- From: SULLIVAN, BRYAN L <bs3131@att.com>
- Date: Thu, 31 May 2012 23:38:04 +0000
- To: James Graham <jgraham@opera.com>, "public-test-infra@w3.org" <public-test-infra@w3.org>
Response inline. Thanks, Bryan Sullivan -----Original Message----- From: James Graham [mailto:jgraham@opera.com] Sent: Wednesday, May 30, 2012 4:53 AM To: public-test-infra@w3.org Subject: Repository layout For many test repositories we are using a submitted/approved directory structure. This is not working well for several reasons: * There are typically far more useful tests in the submitted directories than the approved directories. This is due to a general lack of time/interest in reviewing tests (I am just as guilty as anyone).
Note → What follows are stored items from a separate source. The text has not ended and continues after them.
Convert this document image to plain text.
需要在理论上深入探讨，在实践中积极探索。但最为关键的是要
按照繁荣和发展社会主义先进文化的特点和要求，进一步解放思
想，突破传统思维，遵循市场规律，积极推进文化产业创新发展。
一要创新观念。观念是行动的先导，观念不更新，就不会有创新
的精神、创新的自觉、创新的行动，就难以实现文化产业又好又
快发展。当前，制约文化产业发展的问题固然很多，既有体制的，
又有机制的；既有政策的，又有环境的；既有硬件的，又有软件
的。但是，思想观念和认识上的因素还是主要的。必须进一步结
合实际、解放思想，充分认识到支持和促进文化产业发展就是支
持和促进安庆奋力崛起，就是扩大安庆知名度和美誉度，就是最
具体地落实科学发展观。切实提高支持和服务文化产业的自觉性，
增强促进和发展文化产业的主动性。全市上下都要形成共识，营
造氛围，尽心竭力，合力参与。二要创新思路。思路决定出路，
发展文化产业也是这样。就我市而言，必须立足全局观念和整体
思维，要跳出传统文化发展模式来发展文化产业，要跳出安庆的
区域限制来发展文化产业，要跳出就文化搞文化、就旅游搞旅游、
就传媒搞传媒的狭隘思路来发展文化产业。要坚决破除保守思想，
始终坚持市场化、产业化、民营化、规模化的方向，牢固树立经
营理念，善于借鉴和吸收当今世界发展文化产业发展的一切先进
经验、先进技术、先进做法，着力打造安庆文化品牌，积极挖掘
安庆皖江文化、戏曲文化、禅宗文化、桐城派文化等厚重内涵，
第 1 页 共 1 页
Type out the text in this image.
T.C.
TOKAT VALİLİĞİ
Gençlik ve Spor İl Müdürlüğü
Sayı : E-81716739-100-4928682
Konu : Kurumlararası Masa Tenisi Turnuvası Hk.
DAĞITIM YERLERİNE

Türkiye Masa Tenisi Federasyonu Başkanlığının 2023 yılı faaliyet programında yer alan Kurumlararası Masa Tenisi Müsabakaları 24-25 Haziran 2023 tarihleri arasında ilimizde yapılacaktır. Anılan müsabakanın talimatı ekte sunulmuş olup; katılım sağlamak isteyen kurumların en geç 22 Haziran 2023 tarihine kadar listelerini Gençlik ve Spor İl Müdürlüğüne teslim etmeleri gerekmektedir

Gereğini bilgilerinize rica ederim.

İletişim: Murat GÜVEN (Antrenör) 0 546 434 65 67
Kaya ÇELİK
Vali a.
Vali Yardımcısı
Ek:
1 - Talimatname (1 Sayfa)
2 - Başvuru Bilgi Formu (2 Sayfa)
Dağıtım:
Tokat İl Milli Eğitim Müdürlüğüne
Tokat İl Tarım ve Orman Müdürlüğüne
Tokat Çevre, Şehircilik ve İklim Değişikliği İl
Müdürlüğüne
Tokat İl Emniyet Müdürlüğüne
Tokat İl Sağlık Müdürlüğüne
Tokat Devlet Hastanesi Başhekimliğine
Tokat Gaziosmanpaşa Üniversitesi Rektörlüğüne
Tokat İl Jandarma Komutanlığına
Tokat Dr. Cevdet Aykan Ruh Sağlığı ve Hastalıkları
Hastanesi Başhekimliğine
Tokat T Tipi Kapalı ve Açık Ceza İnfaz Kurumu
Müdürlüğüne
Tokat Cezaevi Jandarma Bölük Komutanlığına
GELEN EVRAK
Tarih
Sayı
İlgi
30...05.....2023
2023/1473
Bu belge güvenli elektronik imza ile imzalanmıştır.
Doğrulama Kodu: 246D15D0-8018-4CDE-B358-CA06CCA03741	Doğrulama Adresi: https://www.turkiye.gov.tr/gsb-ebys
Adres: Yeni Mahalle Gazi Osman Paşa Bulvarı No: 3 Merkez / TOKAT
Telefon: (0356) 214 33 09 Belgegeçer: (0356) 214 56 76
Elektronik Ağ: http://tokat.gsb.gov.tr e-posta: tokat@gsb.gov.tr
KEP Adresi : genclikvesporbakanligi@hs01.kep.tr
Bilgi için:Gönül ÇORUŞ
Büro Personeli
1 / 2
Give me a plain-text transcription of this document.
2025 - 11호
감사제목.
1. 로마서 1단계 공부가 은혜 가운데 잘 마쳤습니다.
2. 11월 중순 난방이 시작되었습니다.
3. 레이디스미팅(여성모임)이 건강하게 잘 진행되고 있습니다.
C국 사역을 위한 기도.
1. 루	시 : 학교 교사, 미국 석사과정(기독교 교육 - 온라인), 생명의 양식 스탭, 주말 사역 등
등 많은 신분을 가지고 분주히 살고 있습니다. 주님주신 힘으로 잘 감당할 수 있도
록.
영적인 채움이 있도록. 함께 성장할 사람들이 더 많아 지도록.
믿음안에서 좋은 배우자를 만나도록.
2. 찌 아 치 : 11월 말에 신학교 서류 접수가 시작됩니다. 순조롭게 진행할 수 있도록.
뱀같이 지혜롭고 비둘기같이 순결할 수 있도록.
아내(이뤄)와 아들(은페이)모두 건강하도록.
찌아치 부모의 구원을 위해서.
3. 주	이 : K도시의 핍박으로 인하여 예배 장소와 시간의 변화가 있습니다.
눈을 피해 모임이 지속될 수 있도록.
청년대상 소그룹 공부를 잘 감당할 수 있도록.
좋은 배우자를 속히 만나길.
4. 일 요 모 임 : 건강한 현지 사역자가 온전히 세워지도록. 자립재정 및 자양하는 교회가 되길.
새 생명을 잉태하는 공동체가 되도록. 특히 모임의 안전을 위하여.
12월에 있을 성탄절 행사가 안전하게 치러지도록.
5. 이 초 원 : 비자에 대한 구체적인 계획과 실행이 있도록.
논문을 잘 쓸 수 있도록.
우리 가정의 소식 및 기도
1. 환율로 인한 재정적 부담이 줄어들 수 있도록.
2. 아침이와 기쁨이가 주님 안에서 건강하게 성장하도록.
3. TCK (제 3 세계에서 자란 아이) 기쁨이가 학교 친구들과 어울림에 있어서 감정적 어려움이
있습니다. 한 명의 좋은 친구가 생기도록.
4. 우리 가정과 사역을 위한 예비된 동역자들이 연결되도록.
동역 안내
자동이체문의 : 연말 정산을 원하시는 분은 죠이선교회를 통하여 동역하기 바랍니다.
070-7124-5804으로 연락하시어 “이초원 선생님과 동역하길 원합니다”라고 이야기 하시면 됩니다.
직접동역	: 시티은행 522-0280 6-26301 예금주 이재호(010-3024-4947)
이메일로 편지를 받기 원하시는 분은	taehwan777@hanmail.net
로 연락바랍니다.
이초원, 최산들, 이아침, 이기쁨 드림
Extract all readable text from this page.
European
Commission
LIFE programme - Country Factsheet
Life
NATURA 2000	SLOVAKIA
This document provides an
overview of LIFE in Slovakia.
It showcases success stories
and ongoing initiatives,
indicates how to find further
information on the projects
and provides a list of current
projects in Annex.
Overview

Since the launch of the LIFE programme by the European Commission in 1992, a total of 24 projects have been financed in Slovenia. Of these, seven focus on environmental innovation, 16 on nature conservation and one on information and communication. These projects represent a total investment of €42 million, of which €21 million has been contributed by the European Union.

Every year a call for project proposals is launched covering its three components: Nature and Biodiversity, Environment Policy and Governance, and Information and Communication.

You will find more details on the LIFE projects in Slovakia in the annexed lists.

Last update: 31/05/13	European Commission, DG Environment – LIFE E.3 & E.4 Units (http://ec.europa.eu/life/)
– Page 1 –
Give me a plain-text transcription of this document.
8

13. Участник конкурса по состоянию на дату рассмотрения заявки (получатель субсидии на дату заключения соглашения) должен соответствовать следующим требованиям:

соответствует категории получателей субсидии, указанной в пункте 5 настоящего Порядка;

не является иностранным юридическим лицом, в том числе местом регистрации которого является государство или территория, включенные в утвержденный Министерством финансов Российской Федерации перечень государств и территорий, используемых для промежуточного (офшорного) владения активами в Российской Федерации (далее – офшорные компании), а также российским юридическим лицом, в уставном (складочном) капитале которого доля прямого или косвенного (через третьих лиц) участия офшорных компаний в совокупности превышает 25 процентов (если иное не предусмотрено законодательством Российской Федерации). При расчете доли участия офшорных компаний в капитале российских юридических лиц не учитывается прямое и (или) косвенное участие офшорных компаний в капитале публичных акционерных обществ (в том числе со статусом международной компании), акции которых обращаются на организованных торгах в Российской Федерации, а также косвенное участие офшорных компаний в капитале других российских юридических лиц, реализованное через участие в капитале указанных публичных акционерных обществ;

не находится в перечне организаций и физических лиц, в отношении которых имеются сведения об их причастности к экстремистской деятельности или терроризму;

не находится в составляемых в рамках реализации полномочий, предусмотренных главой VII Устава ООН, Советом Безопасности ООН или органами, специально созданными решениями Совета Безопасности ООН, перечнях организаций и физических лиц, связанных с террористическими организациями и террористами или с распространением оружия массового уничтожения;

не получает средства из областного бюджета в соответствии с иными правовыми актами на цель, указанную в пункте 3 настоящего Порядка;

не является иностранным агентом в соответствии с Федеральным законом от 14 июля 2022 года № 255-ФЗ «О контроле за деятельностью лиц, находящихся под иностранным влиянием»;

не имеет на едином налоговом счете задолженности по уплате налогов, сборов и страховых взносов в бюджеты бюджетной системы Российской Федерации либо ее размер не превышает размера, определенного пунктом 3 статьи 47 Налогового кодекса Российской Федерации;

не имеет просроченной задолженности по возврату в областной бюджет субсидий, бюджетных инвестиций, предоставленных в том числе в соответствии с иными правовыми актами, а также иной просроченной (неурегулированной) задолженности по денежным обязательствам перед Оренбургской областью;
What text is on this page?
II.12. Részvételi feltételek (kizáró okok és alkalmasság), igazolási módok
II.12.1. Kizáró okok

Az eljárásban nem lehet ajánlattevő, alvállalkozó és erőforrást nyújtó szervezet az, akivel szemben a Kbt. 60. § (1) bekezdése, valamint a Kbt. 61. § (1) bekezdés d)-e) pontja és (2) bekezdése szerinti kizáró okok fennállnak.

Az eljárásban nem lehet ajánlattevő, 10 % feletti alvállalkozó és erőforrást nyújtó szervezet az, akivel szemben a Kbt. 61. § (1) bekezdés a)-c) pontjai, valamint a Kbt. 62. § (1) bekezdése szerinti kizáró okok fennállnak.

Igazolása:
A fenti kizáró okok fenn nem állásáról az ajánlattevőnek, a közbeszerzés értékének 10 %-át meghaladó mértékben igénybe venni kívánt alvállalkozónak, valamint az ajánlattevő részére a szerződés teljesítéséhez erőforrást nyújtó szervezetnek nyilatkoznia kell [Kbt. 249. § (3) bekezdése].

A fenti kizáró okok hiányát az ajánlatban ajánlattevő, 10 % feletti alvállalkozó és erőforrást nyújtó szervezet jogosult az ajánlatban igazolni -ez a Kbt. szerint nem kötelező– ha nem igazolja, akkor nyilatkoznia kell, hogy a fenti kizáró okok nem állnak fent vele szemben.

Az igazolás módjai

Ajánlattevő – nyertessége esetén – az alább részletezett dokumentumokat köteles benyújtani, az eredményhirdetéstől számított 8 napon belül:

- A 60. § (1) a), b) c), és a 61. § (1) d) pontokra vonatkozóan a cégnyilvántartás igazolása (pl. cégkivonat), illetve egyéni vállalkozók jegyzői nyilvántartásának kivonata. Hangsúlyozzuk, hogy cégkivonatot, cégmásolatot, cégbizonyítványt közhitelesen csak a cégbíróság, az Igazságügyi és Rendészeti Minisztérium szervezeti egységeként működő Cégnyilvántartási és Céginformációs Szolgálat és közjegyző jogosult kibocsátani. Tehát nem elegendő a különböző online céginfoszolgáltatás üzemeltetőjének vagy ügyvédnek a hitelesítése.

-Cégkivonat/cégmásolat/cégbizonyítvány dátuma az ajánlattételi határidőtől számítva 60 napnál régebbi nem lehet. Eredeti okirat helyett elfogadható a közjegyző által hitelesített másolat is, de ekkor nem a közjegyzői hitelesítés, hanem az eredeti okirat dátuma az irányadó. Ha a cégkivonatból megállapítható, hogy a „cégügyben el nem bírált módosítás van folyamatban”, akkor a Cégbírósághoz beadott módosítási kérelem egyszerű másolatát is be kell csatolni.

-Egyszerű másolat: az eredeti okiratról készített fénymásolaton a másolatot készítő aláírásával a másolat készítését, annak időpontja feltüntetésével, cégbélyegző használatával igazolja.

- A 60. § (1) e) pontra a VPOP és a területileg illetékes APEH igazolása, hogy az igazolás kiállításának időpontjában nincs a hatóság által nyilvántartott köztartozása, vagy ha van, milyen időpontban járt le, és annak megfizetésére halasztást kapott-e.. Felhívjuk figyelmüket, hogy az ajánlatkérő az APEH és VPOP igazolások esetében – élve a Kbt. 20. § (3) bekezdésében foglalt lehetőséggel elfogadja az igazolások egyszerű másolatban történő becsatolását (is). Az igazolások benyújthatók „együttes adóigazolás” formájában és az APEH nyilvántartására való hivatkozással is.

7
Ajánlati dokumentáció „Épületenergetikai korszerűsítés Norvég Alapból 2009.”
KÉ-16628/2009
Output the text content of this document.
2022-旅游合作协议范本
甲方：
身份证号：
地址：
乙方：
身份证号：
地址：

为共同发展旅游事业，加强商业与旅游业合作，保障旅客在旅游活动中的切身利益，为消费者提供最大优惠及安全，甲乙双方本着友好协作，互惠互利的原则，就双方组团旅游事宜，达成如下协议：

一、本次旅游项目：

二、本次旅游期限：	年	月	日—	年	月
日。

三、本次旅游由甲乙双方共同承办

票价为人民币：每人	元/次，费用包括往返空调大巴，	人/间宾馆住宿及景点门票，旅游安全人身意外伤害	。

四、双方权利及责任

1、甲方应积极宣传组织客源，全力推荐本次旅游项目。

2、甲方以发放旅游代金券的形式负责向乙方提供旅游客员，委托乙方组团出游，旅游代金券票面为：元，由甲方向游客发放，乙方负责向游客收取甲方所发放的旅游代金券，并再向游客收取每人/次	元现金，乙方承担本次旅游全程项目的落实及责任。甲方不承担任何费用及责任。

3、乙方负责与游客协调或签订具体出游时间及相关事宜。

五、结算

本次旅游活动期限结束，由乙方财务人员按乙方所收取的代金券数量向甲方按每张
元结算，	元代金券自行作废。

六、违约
I doubt this situation will change. * It makes it difficult for us to import the tests. Because of the way we test it is very helpful if the paths to tests remain constant (cool URIs and all that). Moving the tests around is a severe inconvenience as we have to update our metadata with the new paths. I suggest we go with a single-level directory structure. If people want to keep metadata about which tests have been reviewed that should not be encoded in the filesystem heirachy. I doubt we will do any better than assuming that tests are good and that implementors will file bugs when they find a bad test. <bryan> I like the idea of using metadata to track which tests have been approved. The test framework could then offer the option of running a specific test, all submitted tests, or only approved ones. This would enable the review process by making it easier to execute tests and provide feedback directly through the test framework (e.g. when running a test singly, after the test executes the tester could rate the test quality, and that can be captured along with the test result).